By Anne Dachel
This article is the second of a two part series on the Massachusetts special education system. Problems are enormous with no solutions in sight. There are charges of abuse and neglect in a program that seems to be failing to meet the needs of the disabled in state schools.
This particular story focuses on the numbers, the jaw-dropping increases in special needs students, especially those with autism. Something is clearly wrong. The burden on schools is overwhelming, yet nowhere in this coverage is there a call for answers.
Aug 17, 2016, WBUR Boston: 'There Is No Yelp': Why Parents Struggle With The State's Special Ed System
"We have a growing concern about students with disabilities across the commonwealth being severely mistreated," said Stan Eichner, the center's head litigator. "It’s our sense that the mistreatment of these youngsters with disabilities is not limited to public or private schools, it’s not limited by geography, and we think it’s a widespread problem.”...

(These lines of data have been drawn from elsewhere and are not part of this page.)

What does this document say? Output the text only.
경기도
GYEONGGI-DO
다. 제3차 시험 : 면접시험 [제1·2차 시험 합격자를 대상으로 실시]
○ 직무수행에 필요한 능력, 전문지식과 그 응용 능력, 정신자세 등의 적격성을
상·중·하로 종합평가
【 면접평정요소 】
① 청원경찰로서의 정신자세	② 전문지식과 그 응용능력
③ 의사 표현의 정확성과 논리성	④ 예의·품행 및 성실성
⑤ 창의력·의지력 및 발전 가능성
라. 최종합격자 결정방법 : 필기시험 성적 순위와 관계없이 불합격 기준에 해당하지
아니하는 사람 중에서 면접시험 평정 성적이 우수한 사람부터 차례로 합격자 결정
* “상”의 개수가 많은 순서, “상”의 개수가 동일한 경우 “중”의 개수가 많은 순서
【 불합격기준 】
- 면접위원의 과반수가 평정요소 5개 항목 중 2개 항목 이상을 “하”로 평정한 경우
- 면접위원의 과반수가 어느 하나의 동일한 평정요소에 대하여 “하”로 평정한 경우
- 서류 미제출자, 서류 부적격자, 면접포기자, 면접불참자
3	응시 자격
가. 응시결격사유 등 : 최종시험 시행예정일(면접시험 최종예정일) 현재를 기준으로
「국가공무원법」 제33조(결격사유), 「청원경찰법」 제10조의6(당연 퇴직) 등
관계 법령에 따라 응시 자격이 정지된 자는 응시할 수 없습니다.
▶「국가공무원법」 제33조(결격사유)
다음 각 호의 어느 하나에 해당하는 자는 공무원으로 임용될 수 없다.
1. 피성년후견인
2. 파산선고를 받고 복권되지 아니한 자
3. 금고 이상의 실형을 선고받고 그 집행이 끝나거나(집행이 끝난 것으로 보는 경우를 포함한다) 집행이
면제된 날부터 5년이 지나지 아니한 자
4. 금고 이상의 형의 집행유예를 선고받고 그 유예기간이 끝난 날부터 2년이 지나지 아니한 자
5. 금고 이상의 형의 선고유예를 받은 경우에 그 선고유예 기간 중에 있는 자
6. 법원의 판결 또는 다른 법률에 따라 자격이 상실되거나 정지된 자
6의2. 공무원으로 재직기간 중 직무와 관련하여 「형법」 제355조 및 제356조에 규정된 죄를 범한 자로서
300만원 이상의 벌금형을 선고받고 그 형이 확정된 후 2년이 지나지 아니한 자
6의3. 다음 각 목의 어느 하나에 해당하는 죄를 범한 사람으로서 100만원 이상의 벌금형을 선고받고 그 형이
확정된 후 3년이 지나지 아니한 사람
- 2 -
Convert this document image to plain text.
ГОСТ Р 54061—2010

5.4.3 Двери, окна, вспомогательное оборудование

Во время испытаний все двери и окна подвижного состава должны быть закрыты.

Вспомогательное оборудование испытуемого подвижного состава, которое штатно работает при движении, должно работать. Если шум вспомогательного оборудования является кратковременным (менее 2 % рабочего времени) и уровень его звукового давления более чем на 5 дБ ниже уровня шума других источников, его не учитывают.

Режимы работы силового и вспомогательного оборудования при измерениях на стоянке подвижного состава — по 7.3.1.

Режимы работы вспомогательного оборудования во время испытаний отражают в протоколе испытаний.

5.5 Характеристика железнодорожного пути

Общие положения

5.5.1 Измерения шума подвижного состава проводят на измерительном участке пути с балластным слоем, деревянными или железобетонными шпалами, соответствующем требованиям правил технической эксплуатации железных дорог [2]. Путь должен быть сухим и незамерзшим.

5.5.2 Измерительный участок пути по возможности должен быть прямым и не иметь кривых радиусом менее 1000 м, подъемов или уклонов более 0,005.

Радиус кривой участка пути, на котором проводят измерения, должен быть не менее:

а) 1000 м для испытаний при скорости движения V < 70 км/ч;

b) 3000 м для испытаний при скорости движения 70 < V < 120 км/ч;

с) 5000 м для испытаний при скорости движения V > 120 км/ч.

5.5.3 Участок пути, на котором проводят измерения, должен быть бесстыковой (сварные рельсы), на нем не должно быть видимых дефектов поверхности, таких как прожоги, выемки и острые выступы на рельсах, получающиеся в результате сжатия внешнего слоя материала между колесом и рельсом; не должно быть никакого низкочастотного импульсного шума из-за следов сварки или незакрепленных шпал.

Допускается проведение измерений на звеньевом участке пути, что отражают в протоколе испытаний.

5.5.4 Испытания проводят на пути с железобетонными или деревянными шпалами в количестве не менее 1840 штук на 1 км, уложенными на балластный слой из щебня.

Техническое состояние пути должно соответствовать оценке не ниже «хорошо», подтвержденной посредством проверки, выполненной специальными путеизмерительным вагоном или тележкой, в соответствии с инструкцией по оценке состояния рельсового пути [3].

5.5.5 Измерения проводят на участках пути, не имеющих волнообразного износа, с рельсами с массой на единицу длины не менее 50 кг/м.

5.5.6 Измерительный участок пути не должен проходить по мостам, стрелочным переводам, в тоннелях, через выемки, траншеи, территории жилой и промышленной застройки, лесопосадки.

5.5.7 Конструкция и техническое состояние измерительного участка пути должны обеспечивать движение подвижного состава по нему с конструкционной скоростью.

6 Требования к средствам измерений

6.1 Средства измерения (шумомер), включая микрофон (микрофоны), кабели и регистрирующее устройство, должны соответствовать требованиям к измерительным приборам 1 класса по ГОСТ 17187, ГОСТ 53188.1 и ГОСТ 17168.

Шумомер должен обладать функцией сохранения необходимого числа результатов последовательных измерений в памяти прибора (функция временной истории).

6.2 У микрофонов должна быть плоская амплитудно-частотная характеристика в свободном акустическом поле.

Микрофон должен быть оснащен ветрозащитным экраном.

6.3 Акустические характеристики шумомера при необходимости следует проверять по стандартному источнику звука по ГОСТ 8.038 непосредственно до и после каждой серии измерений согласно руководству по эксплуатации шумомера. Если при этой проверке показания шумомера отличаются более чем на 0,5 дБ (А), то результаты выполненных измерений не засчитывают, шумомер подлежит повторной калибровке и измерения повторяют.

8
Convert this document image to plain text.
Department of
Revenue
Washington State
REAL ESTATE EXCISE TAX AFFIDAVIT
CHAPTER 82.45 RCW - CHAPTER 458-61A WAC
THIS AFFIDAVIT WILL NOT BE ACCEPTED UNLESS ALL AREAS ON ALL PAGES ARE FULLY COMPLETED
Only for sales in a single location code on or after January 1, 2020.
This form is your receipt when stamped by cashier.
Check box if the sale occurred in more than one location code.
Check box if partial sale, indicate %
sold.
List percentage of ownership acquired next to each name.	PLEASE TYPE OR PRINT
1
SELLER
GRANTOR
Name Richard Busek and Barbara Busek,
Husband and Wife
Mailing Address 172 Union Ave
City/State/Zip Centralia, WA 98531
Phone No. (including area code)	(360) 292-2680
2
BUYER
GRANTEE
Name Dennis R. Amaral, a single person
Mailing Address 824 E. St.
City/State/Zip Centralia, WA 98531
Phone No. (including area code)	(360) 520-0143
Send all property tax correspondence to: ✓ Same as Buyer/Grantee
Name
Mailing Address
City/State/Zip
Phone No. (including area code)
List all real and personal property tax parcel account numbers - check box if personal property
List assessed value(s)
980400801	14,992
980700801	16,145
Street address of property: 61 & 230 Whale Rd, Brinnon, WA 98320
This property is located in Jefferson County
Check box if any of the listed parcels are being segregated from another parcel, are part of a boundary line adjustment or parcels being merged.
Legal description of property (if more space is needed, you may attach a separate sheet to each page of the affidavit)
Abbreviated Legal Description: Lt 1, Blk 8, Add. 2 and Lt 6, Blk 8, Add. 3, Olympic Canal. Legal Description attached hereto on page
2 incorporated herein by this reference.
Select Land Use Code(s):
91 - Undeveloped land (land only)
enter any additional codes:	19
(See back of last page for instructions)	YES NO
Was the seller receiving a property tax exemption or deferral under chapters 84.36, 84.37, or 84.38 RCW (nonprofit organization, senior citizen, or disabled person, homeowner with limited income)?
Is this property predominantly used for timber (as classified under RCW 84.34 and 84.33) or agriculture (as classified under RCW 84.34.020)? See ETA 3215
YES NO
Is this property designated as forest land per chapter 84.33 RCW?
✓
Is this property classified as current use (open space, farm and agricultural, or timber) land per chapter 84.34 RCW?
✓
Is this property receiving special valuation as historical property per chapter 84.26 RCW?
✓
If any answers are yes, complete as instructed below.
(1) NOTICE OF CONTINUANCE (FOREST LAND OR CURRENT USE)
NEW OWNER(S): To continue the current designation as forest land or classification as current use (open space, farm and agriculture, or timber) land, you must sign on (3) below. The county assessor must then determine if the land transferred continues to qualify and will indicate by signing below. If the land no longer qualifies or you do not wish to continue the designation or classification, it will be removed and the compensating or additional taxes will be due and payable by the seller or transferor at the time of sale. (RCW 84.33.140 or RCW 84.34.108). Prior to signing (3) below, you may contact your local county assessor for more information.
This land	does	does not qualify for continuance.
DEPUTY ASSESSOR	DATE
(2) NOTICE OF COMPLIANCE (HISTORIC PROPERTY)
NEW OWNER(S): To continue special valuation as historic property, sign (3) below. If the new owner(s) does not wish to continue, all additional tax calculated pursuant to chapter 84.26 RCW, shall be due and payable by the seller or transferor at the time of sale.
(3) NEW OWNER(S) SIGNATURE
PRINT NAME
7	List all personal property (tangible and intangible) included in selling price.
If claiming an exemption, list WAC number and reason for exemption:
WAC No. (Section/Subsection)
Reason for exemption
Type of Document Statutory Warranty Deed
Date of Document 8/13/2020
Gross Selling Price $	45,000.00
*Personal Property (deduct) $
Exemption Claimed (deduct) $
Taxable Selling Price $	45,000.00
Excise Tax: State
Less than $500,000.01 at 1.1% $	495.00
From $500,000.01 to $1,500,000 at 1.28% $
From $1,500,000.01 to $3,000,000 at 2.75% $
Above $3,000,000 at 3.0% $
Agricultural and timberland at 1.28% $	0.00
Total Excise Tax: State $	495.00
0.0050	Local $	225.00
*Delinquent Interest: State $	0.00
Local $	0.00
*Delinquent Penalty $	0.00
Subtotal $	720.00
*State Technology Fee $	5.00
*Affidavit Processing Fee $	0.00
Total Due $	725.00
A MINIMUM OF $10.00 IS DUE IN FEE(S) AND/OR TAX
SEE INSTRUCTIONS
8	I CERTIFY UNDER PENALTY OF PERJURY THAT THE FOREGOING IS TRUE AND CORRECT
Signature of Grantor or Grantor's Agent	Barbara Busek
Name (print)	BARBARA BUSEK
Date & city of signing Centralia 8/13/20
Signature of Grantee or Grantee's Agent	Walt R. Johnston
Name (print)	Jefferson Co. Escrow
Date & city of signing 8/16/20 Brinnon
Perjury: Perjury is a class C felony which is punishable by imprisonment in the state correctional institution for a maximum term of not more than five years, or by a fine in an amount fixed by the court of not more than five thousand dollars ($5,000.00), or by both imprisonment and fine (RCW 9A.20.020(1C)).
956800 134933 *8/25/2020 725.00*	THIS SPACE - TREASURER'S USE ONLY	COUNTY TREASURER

According to state data, the number of special ed students with severe disabilities is increasing. Since 2003, enrollment of students with autism, for example, is up more than 300 percent. The number of students with severe neurological impairments is up almost 150 percent in the same time frame....
Mossaides says she believes this is the first time the state has taken such a deep dive into reviewing oversight of these schools.
"I think the population of children that are now in these schools represent more acute cases than ever before and so it is a good time to look at the protocols and say, ‘Are these sufficient to protect the children who are currently in these schools?' "
What do school officials who’ve been involved in education for more than twenty say about these increases? Do they try and convince themselves that nothing is wrong? Do they pretend that students like this were locked in institutions or kept at home back in the 90s? Do they worry that the soaring rate will continue to increase? When will autism become a crisis for Massachusetts? 30,000 autistic students? 50,000?
And lastly, if the state is struggling to serve the needs of so many disabled students, how will Massachusetts handle the thousands of young adults with autism who will be leaving high school in the coming years?
Look at the comments at the end of the article.
One comment is a look into the future when so many disabled will have to be supported by the taxpayers.
At the risk of being roundly lambasted, is it time to have a discussion about the limits of educating severely disabled children using the public education system? Given that public funding, at some point, becomes a fundamental constraint that affects both the taxpayer as well as Special Ed and normal children in the public school system at what point do we concede that it is both impractical and unfair to support the few to the detriment of many?
And another is from an educator who isn’t buying the “better diagnosing—no real increase” claim.
There are so many things I can say about this, being an elementary school counselor in an urban public school district. I've been doing this work for 25 years, and have seen a dramatic increase in the number and severity of children's mental health issues and diagnoses such as autism. It's a real thing, not just overdiagnosing or an increase in awareness. And despite what Law thinks, it's generally not due to "poor parenting."
Anne Dachel is Media Editor for Age of Autism.